Fekko · 14/12/2017 16:53

Oh for gods sake, '50' is older in certain contexts. I'm not far off and am definately the older lady of the office even if I do act like a kid. I'm certainly not middle aged - unless I plan to live to 100.

She sounds a right grump and doesn't seem to enjoy working with little children (or interacting with parents either).

I'd say something to the manager - 'it's just her way' isn't very professional. What if 'just her way' was to cuff the kids cross the ear?

TheDowagerCuntess · 14/12/2017 16:58

Gosh, give it a rest with the 'older lady' complaining.

Three of the staff members are in their 20. The other is an 'older lady'.

FFS, I'm 44 - I'm an older lady too, in that context.

Since when has 'old' turned into such a dire insult?

Fekko · 14/12/2017 16:59

It's one of the unmentionables around here these days.

BertrandRussell · 14/12/2017 17:06

"Forget the age thing; the OP is just trying to differentiate the ogress from the nice ones."

Replace "older" with "black" Or "disabled" .Just trying to differentiate........

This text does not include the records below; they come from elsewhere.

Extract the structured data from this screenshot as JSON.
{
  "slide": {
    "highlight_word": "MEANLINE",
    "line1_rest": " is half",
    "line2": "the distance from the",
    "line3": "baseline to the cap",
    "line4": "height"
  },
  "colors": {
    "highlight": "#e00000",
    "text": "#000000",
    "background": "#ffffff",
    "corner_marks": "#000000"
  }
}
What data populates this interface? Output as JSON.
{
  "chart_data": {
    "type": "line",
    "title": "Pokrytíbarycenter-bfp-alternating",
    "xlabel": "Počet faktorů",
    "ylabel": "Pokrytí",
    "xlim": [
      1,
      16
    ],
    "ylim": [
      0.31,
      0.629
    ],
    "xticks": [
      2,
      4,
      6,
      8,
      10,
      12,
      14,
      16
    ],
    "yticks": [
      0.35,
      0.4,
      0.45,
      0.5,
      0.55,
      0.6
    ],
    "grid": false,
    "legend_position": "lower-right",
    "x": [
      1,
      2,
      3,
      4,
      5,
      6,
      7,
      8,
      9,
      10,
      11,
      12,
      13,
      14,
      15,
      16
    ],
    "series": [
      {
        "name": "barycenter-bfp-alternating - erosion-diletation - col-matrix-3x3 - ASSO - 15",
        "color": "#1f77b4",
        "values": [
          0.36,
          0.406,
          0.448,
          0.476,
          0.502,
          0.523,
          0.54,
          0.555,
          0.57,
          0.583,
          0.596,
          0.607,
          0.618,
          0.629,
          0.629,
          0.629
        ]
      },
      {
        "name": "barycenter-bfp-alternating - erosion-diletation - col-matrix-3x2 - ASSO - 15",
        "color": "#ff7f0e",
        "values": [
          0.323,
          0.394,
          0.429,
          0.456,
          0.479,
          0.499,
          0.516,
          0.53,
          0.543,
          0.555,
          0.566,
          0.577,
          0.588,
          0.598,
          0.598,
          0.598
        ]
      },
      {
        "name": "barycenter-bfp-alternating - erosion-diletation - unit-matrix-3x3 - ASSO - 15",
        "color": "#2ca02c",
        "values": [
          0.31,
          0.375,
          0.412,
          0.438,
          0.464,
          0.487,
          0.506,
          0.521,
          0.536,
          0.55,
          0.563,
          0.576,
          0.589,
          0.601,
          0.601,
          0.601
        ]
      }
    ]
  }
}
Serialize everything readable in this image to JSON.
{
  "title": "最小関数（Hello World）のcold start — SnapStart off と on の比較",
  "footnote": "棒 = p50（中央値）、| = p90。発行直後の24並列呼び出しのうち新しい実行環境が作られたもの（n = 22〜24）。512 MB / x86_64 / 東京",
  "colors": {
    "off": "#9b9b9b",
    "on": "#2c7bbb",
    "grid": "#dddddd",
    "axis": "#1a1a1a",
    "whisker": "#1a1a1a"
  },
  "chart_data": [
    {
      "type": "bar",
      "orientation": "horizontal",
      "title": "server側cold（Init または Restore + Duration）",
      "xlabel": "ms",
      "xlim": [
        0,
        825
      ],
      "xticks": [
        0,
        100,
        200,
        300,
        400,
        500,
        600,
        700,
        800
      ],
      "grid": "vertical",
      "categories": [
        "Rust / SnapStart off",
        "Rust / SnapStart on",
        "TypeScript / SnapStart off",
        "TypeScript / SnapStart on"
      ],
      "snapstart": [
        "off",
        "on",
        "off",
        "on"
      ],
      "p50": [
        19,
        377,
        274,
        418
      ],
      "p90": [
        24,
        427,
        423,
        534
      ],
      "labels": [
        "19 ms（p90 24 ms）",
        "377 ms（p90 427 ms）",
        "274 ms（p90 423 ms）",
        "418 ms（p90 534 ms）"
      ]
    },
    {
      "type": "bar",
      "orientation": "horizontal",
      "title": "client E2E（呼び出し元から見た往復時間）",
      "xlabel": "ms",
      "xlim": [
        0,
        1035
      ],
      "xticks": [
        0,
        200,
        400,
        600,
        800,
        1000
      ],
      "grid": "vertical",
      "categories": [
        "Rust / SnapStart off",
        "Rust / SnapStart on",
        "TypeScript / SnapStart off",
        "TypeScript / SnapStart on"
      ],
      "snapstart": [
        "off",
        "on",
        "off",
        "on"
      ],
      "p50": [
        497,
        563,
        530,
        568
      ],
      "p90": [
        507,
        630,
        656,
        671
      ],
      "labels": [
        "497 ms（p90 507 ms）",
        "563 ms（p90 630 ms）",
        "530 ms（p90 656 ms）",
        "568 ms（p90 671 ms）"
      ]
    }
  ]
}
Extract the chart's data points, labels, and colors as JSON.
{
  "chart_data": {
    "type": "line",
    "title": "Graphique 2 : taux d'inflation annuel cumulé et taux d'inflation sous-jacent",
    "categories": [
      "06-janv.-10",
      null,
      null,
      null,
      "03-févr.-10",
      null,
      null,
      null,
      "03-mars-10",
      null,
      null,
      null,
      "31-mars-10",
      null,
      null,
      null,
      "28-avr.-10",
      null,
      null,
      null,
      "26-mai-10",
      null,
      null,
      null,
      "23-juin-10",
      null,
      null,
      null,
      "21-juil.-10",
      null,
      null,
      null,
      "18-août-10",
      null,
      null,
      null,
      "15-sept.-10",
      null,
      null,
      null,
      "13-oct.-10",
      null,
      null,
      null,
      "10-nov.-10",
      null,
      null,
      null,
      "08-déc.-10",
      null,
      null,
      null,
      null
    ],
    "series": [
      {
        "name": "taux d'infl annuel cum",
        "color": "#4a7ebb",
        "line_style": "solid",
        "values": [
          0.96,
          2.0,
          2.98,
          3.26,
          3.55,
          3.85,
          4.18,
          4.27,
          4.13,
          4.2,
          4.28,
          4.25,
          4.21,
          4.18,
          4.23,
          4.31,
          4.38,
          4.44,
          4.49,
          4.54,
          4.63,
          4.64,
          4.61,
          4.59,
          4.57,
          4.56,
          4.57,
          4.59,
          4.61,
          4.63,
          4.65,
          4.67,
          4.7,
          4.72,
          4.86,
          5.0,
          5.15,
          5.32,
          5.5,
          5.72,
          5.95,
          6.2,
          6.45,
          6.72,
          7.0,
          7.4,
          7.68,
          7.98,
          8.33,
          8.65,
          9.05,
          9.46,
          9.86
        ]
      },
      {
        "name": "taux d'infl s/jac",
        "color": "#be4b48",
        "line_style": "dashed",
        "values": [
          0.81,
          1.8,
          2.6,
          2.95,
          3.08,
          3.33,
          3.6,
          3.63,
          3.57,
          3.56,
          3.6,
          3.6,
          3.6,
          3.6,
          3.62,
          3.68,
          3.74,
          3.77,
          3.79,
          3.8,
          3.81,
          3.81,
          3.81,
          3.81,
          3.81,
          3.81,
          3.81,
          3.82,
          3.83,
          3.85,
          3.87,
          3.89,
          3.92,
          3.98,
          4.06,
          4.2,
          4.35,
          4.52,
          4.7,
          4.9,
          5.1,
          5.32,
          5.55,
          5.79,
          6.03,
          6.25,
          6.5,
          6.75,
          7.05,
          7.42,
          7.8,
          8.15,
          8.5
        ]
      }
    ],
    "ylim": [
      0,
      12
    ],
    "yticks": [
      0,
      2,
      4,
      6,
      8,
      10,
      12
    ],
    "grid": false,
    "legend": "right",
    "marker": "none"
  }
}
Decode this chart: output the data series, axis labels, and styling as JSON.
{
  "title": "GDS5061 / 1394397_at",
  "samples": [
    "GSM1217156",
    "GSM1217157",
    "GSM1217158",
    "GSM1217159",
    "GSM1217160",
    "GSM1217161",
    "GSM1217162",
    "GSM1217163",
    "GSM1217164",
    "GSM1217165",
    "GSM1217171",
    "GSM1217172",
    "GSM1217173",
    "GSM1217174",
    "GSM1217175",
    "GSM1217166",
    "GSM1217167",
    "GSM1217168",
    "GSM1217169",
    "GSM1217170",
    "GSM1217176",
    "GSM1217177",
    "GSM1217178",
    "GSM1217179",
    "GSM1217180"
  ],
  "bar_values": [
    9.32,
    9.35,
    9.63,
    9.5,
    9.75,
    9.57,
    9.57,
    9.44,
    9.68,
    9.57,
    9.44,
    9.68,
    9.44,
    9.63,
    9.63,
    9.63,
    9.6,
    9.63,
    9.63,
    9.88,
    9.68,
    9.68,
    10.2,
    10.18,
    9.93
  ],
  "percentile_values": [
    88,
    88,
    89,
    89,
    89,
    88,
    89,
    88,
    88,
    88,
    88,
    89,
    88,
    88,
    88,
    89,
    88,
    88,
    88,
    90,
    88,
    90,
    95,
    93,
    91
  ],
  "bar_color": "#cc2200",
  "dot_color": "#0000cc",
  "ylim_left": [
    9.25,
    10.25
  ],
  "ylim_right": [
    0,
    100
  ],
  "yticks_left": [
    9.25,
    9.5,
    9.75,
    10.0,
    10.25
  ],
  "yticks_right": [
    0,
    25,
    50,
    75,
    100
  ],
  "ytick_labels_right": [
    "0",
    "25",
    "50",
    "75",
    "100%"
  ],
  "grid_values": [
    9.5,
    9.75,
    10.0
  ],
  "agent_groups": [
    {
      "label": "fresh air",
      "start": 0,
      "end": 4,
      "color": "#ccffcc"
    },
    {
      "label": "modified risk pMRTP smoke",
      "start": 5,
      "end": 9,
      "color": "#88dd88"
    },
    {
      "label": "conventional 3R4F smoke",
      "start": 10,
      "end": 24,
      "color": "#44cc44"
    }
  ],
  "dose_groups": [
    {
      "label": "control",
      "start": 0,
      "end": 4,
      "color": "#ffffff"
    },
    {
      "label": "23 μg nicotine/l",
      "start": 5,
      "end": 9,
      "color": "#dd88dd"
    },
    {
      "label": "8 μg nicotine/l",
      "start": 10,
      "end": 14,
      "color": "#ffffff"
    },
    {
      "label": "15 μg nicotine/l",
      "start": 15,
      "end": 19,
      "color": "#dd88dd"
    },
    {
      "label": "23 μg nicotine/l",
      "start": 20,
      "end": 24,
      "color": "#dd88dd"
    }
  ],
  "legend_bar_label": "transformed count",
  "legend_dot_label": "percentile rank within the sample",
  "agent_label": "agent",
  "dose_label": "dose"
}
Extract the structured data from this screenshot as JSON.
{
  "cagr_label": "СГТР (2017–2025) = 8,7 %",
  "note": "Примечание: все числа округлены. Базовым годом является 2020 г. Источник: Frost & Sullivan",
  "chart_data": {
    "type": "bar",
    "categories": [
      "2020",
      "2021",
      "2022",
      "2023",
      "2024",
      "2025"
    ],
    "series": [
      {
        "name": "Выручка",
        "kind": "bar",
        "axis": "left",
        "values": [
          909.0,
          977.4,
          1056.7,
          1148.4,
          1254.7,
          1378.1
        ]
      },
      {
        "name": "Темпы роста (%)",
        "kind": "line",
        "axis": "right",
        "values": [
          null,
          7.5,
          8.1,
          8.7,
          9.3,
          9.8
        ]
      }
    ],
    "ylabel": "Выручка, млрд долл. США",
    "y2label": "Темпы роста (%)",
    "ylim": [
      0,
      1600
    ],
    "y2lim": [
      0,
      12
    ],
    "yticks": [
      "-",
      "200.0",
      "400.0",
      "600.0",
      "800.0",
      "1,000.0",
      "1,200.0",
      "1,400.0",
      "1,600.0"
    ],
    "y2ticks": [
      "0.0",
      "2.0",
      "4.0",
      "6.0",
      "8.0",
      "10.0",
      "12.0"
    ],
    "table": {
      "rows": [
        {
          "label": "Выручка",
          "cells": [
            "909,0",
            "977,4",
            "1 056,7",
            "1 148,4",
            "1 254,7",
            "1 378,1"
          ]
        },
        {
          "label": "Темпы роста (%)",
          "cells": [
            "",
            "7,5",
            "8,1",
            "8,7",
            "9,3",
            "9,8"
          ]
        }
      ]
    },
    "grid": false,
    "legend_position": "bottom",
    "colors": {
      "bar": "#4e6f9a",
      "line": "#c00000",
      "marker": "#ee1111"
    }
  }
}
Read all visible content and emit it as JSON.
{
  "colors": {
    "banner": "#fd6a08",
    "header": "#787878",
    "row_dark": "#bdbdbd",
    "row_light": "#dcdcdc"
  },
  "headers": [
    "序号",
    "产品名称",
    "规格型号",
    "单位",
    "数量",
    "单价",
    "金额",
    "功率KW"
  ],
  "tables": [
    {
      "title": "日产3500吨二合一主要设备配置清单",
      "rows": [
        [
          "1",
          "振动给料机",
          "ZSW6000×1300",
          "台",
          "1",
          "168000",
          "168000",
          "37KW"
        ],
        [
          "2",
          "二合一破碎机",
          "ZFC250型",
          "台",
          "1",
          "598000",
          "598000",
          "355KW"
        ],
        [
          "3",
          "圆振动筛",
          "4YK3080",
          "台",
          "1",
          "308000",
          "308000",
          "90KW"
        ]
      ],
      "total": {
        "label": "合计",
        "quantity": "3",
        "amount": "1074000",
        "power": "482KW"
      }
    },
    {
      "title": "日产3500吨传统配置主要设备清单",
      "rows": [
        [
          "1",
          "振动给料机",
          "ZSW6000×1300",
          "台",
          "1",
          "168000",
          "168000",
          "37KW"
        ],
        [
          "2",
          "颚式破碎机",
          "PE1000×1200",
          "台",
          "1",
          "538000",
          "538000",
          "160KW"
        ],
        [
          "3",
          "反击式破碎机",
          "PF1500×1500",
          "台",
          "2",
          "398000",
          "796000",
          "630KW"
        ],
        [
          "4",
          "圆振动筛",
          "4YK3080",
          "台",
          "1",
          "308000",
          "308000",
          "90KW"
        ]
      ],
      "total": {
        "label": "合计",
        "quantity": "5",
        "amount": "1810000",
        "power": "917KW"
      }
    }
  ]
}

Sammymommy · 14/12/2017 17:13

Bertrand Russel. How being black would impact on the lenght of her career? Or her possible tiredness? Or her supposed wisdom?

Cornettoninja · 14/12/2017 17:15

Ffs mnetters are hyper vigilant for trolls and then go trolling threads on mass derailing them to push agendas that have no worth to the actual problem posed.

Ageism is shit. Duely noted.

OP email the manager. You've got time to think now so make it formal and without irrelevant details which will see you dismissed as over-emotional.

Personally I would be asking for some sort of capability review/warning given the whole situation. This woman doesn't need to be rainbows and fairy dust but she does need to present a professional image that doesn't make children scared or uncomfortable around her. If she can't manage that then she needs to find another line of work that isn't damaging to other people or hinder children's development.

I would also be outlining explicitly my concerns about how raising this could negatively impact my daughter and if I got the merest hint of disdain towards her I'd be escalating my concerns.

I would bet a fiver that the other members of staff would be grateful for someone properly dealing with this horrid person.

FucksakeCuntingFuckingTwats · 14/12/2017 17:33

Oh ffs people moaning about ageism and now the word ladies. Completely derailing.

Op, really, to offend no one, you should of just referred to her as the nursery worker. Never mention gender as they may be non gender conforming and never mention age if they are over say 30, as someone somewhere will be offended without a doubt.

She was rude .I wouldn't of left then for her at all. Complain when you go back.